Who Has to Validate PCI DSS Compliance and What to Expect

As a business owner or manager, you're likely responsible for ensuring your company's PCI DSS compliance. This involves validating the compliance of all entities that store, process, or transmit cardholder data.

The Payment Card Industry Data Security Standard (PCI DSS) requires validation every 12 to 18 months. This ensures that your business remains compliant with the latest security standards.

You'll need to identify and validate the compliance of all entities involved in the payment process, including merchants, service providers, and third-party vendors. This includes any company that has access to your payment systems or handles sensitive cardholder data.

In the next section, we'll dive deeper into the specifics of who needs to validate PCI DSS compliance and what to expect from the process.

If this caught your attention, see: First Data Pci Compliance

If you're a merchant, you're responsible for ensuring that your service providers are PCI DSS-compliant.

Service providers can be any organization that stores, processes, or transmits information on behalf of a bank, merchant, or another service provider.
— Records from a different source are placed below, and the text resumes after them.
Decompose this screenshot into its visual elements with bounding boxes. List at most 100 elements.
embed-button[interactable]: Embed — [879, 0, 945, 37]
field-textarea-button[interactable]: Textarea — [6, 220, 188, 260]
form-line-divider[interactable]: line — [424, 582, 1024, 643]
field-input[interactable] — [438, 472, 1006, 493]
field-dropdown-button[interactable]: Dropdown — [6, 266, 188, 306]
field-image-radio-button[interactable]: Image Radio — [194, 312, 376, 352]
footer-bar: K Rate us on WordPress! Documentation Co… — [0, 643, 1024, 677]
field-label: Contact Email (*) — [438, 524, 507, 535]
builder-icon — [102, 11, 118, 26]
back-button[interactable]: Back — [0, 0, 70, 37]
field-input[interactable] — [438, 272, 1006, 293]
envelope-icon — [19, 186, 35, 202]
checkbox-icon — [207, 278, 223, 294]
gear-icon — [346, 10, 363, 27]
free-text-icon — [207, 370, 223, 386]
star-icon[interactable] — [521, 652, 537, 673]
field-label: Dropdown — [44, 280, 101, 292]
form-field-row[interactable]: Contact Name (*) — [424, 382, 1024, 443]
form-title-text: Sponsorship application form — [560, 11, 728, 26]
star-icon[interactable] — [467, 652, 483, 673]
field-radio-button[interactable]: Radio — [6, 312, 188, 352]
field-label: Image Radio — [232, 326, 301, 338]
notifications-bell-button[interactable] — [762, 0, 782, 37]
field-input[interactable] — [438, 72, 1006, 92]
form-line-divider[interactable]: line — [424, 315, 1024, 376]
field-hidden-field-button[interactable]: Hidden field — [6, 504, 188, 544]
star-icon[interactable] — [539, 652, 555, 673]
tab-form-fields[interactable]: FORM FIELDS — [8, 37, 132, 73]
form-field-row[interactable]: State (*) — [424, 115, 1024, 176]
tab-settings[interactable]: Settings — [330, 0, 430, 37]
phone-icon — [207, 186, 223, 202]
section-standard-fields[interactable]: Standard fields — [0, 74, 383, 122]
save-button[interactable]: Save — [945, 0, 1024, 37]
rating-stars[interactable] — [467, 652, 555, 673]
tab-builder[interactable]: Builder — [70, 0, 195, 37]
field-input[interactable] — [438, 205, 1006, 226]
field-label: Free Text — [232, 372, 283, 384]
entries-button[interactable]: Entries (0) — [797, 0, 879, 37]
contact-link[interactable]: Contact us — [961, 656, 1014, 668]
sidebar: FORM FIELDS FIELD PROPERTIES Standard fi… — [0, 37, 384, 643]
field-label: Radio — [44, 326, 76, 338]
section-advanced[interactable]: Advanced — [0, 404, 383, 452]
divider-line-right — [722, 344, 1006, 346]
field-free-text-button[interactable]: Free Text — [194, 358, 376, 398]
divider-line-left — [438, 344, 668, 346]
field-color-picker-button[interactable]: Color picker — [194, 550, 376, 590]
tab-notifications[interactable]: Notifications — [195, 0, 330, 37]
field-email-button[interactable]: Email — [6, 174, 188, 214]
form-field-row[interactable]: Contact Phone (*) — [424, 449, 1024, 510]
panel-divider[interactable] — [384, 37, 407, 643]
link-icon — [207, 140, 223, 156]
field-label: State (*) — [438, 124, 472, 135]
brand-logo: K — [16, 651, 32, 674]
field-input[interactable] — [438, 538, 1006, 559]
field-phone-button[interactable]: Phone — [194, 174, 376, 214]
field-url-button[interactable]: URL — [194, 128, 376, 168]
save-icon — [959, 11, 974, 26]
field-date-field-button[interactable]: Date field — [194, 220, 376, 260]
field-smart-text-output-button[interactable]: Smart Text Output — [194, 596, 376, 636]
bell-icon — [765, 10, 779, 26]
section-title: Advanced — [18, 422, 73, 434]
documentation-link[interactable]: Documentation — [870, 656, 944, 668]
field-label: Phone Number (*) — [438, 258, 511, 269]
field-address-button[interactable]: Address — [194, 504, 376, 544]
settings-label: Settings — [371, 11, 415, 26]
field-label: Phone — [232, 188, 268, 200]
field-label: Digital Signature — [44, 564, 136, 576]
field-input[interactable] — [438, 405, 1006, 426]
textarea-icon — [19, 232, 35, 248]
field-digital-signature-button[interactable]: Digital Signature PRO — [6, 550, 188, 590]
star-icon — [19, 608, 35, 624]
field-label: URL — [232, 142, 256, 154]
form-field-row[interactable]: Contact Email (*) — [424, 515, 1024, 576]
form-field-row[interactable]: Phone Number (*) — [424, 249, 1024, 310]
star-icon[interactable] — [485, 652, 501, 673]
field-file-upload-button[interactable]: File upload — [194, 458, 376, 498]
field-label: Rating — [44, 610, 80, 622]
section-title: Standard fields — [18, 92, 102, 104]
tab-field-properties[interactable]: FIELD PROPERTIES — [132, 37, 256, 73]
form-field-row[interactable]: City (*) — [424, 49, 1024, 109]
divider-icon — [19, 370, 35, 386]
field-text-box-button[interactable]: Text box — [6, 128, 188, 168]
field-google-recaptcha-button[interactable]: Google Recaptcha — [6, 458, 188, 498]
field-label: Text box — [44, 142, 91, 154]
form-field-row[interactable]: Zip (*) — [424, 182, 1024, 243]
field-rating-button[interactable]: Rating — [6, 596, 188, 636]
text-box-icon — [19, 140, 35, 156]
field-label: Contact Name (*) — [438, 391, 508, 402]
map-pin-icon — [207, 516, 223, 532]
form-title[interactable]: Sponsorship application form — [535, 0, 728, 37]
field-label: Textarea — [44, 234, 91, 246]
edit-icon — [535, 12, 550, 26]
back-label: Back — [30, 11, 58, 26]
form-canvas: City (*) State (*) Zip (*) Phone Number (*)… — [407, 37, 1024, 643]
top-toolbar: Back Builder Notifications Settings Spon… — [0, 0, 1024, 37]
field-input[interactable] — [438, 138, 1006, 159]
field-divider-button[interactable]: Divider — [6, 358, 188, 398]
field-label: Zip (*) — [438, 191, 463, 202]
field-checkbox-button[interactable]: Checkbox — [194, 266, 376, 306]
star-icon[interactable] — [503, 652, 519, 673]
To locate a certified service provider, you can download the list of PCI DSS-compliant service providers.

Additional reading: Merchant Pci Compliance

There are two service provider levels: Level 1 and Level 2. Level 1 service providers store, process, and/or transmit over 300,000 transactions per year, while Level 2 service providers store, process, and/or transmit less than 300,000 transactions per year.

To determine which level your service provider falls under, refer to the following table:

You're also responsible for ensuring that your service providers acknowledge their PCI DSS responsibilities and that they have the necessary access to your shoppers' cardholder data.

You'll need to validate your PCI DSS compliance if you're using a service provider who has access to your shoppers' cardholder data. This is because you're outsourcing part of your PCI DSS responsibilities.

To do this, you'll need to ask your service provider for their Service Provider's Attestation of Compliance. You can then verify that they're registered with the schemes and listed on Visa's Global Registry of Service Providers and Mastercard's Compliant Service Provider List.

Consider reading: Pci Dss Level 1 Service Provider

You'll also need to provide Sana Commerce with the names of your service providers and the outsourced functions, clearly stated in part 2F of your Self-Assessment Questionnaire (SAQ) or Attestation of Compliance (AoC). This includes the Service Provider's Attestation of Compliance.

Here's a summary of the compliance validation process:

Remember, using service providers doesn't relieve you of the ultimate responsibility for your own PCI DSS compliance.

To be a compliant service provider, you must meet the validation criteria set by Visa. A service provider is any organization that stores, processes, or transmits information on behalf of a bank, merchant, or another service provider.

Service providers are categorized into two levels: Level 1 and Level 2. Level 1 service providers are those that store, process, and/or transmit over 300,000 transactions per year, while Level 2 service providers are those that store, process, and/or transmit less than 300,000 transactions per year.

Readers also liked: Pci Compliance Levels for Service Providers

To be included on Visa's List of PCI DSS Compliant Service Providers, a service provider must meet the validation requirements for their level. Level 1 service providers, for example, must be included on the list, while Level 2 service providers are not included.

A service provider can choose to validate as a Level 1 service provider even if they don't meet the criteria, in order to be included on the list. However, this is not a requirement.

Here is a summary of the two service provider levels:

Compliance Validation Deadlines are a crucial aspect of the PCI data security standards.

If you're a Level 1 or 2 Merchant, you'll need to provide confirmation that you don't retain sensitive authentication data after transaction authorization by September 30, 2009.

Level 1 Merchants have a slightly different deadline, requiring confirmation of full compliance with PCI Data Security Standards by September 30, 2010.

Discover more: Card Data Covered by Pci Dss Includes

Processors also need to confirm full compliance with PCI Data Security Standards by September 30, 2010.

Here's a summary of the deadlines:

If you're using a service provider who has access to your shoppers' cardholder data, you're outsourcing part of your PCI DSS responsibilities.

You're required to ask your service provider for their Service Provider's Attestation of Compliance. This document is essential in verifying their compliance with PCI DSS standards.

Ensure that the service provider is registered with the schemes and is listed on Visa’s Global Registry of Service Providers and Mastercard’s Compliant Service Provider List.

To provide Sana Commerce with the necessary information, you need to list the names of your service providers, along with the corresponding outsourced functions, clearly stated in part 2F of your Self-Assessment Questionnaire (SAQ) or Attestation of Compliance (AoC).

You must also provide the Service Provider's Attestation of Compliance.

Here are the key steps to follow:

You must manage the relationship with the service provider as described in PCI DSS requirement 12.8, including listing all the service providers you use, maintaining agreements and acknowledgement of responsibilities, carrying out due diligence prior to engagement, and monitoring the service provider’s PCI DSS compliance status by requesting their AoC every year.